David Kilcullen writes:
Spencer Ackerman, in yesterday’s Washington Independent, claims I told him the Iraq war was “f*cking stupid”. He did not seek to clear that quote with me, and I would not have approved it if he had. If he HAD sought a formal comment, I would have told him what I have said publicly before: in my view, the decision to invade Iraq in 2003 was an extremely serious strategic error. But the task of the moment is not to cry over spilt milk, rather to help clean it up: a task in which the surge, the comprehensive counterinsurgency approach, and our troops on the ground are admirably succeeding.
Not just Kilcullen, but several professionals I’ve spoken to think Iraq was a mistake. One senior coalition officer who served there thinks we don’t know (whather it was a mistake or not). I tend to agree. We won’t know for a while. But so as not to weasel out and because one has to risk being proven wrong, my own judgment is that the decision to take down Saddam will prove to be correct.

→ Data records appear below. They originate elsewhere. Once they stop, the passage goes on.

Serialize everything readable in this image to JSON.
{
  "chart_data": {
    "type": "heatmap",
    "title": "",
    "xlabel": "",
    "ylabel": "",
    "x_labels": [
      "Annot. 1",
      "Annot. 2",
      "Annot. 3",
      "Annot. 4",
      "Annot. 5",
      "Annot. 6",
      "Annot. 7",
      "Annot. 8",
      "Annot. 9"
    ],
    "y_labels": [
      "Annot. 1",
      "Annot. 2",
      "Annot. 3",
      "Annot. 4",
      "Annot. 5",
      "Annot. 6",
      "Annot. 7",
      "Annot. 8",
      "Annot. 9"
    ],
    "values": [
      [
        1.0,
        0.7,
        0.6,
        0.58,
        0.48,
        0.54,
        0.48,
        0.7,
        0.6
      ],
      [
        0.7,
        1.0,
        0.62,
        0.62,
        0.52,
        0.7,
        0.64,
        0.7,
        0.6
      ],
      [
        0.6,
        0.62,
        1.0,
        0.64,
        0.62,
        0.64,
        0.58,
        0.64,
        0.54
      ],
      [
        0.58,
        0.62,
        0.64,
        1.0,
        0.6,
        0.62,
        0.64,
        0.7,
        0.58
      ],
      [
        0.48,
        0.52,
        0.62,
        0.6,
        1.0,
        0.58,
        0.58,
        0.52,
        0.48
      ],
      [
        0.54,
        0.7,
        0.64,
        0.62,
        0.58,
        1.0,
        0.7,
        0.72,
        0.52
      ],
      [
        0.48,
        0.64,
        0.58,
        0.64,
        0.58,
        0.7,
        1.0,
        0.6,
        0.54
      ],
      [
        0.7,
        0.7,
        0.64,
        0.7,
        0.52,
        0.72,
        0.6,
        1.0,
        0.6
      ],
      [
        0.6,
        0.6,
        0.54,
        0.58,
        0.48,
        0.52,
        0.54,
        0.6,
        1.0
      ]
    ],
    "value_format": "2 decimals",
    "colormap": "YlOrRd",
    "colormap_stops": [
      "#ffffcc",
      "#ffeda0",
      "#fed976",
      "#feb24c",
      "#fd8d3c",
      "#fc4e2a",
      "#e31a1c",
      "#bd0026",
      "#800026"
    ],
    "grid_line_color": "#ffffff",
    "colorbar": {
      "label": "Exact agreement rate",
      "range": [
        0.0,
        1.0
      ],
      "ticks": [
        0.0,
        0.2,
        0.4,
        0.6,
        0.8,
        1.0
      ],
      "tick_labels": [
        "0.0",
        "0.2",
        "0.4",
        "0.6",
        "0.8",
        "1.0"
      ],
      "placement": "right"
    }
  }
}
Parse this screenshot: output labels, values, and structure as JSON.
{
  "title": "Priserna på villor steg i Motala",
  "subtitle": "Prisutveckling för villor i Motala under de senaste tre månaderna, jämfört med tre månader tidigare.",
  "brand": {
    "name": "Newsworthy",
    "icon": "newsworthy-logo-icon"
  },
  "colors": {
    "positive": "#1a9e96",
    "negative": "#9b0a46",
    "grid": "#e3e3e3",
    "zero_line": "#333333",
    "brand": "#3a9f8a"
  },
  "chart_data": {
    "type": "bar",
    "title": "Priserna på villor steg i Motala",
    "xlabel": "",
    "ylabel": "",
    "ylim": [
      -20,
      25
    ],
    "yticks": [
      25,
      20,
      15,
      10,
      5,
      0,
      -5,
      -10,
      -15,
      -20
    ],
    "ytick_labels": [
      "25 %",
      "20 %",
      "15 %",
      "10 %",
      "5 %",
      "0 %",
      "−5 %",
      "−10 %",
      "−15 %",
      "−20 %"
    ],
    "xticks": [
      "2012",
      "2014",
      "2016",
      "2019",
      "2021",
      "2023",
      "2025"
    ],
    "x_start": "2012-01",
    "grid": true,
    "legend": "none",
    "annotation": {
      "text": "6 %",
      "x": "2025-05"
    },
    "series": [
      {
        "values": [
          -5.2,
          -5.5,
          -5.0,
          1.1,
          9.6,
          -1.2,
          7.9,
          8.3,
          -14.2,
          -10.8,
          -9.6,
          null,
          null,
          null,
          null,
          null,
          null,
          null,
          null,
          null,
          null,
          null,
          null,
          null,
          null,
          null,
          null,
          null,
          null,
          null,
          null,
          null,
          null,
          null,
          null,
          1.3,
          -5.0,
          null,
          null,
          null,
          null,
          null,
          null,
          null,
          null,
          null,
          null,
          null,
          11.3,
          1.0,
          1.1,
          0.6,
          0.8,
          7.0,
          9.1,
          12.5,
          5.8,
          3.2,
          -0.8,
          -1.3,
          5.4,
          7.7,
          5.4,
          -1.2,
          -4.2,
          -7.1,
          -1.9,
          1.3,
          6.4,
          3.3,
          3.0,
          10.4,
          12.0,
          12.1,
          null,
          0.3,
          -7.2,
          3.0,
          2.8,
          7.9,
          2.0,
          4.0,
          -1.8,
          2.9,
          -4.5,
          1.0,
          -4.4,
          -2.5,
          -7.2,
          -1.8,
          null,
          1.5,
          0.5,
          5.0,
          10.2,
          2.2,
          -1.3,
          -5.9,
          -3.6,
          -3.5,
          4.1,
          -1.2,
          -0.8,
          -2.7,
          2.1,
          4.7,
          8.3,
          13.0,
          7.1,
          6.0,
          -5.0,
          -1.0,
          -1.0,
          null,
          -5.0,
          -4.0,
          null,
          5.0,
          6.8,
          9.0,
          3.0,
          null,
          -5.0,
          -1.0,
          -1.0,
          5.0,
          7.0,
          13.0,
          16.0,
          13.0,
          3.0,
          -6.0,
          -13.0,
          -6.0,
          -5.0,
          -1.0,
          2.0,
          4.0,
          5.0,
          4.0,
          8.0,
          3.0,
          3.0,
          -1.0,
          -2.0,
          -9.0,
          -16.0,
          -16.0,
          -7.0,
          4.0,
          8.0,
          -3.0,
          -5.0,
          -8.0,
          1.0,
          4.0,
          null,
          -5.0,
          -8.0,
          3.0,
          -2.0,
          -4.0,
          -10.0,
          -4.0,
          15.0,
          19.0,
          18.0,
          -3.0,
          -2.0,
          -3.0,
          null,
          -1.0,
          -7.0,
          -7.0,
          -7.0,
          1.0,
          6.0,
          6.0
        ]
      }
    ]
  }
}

The idea that oppression and terrorism are correlated is a correct intuition. That the planners misjudged the readiness and ease with which Arab culture might transition to a less toxic political culture does not invalidate that basic correctness. I do not believe (and this is all opinion here) it is possible to return to business as usual: another Mubarak. another Shah, another Musharraf, another Saddam.
Second, I believe we are undervaluing the gains in information we have bought at so high a price. We now know that no WMDs will be developed in Iraq for the foreseeable future; nor any countries invaded from there. We do not know that about Iran; nor about Syria. But we do know it about Iraq today. The No-Fly Zones, the sanctions, the presence in Saudi Arabia was the price of not knowing about Saddam; just as the close watch on Iran and Syria are today’s price of not knowing what they will do. And while the gain of turning Iraq from an enemy to an ally may arguably not have been worth the effort put into it, there was a return and we don’t know the value of it yet.
A lot depends on how well the post-kinetic conflict with Iraq is handled: the Status of Forces, regional diplomacy, etc — all the decisions going forward will determine whether Iraq becomes a positive force in the region; provides a return on investment or not. South Korea once looked like a pig in a poke and could have been without wise diplomacy. The key was what happened after the ceasefire in 1952.
Because however you shake it, the Middle East is strategically crucial in ways that Afghanistan can never be. So Iraq has a potential to alter the political culture in the region that can never be achieved through Afghanistan. That’s why we are not yet sure whether Iraq, even in its “won” state, will turn out to be a mistake or not. I don’t know it will be worth it, but I think it was the only way to go because there was nowhere else to go.